2. On 3/19/13 at approximately 12:15 PM, an interview was conducted with the Manager of Surgical Services. The Manager stated the chipped floor tile had been reported and was to be repaired soon.
Tag No.: A0951
A. Based on document review, observation and interview, it was determined that for 1 of 3 (OR #1) rooms in the Operating Room Suite (OR), the Hospital failed to ensure adherence to the policy regarding surgical attire. This potentially affected the 5 patients scheduled for surgery on 3/19/13.
Finding include:
1. On 3/19/13 the Hospital's policy titled, "Attire in the Operating Room (revised 8/11)" was reviewed and the policy required, "...hats or surgical hoods that completely cover all possible head and facial hair are to be worn by all personnel entering the O. R. restrictive area."
2. On 3/19/13 at approximately 11:30 AM an observation of the Operating Room Suite was conducted. In Operating Room #2 the Surgeon (E #1) had approximately 2 inches of hair exposed below the scrub hat on the back and side of the head.

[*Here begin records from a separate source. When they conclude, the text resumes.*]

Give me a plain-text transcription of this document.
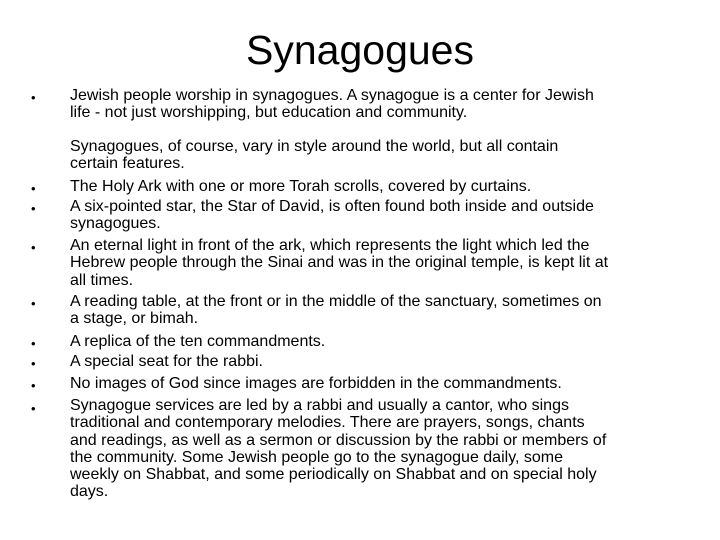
Synagogues
• Jewish people worship in synagogues. A synagogue is a center for Jewish
life - not just worshipping, but education and community.
Synagogues, of course, vary in style around the world, but all contain
certain features.
• The Holy Ark with one or more Torah scrolls, covered by curtains.
• A six-pointed star, the Star of David, is often found both inside and outside
synagogues.
• An eternal light in front of the ark, which represents the light which led the
Hebrew people through the Sinai and was in the original temple, is kept lit at
all times.
• A reading table, at the front or in the middle of the sanctuary, sometimes on
a stage, or bimah.
• A replica of the ten commandments.
• A special seat for the rabbi.
• No images of God since images are forbidden in the commandments.
• Synagogue services are led by a rabbi and usually a cantor, who sings
traditional and contemporary melodies. There are prayers, songs, chants
and readings, as well as a sermon or discussion by the rabbi or members of
the community. Some Jewish people go to the synagogue daily, some
weekly on Shabbat, and some periodically on Shabbat and on special holy
days.
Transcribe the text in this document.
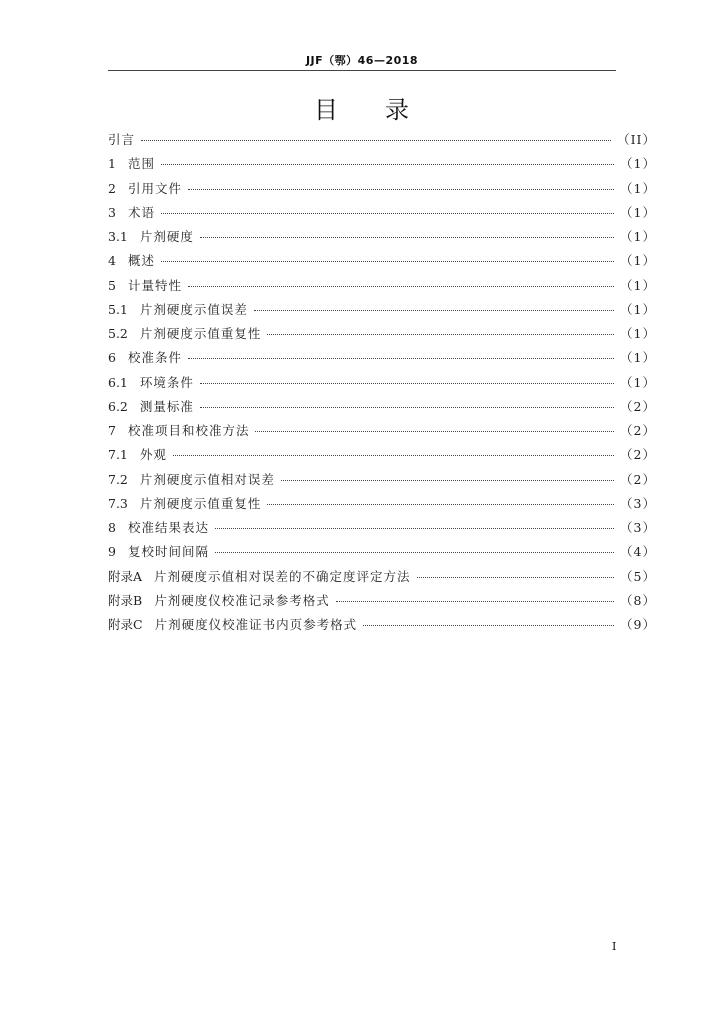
JJF（鄂）46—2018
目 录
引言	（II）
1 范围	（1）
2 引用文件	（1）
3 术语	（1）
3.1 片剂硬度	（1）
4 概述	（1）
5 计量特性	（1）
5.1 片剂硬度示值误差	（1）
5.2 片剂硬度示值重复性	（1）
6 校准条件	（1）
6.1 环境条件	（1）
6.2 测量标准	（2）
7 校准项目和校准方法	（2）
7.1 外观	（2）
7.2 片剂硬度示值相对误差	（2）
7.3 片剂硬度示值重复性	（3）
8 校准结果表达	（3）
9 复校时间间隔	（4）
附录A 片剂硬度示值相对误差的不确定度评定方法	（5）
附录B 片剂硬度仪校准记录参考格式	（8）
附录C 片剂硬度仪校准证书内页参考格式	（9）
I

3. During an interview at approximately 1:00 PM on 3/19/13, the Manager of Surgical
Services confirmed this finding.
B. Based on document review, observation, and interview, it was determined the Hospital failed to ensure for 1 of 3 (OR #1) OR rooms, the doors were closed when sterile packets were opened.
Finding include:
1. On 3/19/13 the Hospital policy titled, "Aseptic Technique Practices/Maintaining a Sterile Field (revised 8/11)" was reviewed and required, "G...11. Doors into the OR Suite are kept closed."
2. On 3/19/13 during an observational tour of the OR Suites, the door to the OR#1 was kept open for approximately 15 minutes while sterile packages were being opened, an exposed.
3. In an interview with the OR Charge Nurse (CN) during the observational tour, the CN stated that "it is the practice to keep doors to the operating rooms opened until the patient is brought into the room."
4. This finding was discussed with the Manager of Surgical Services on 3/19/13 at approximately 1:00 PM, during an interview.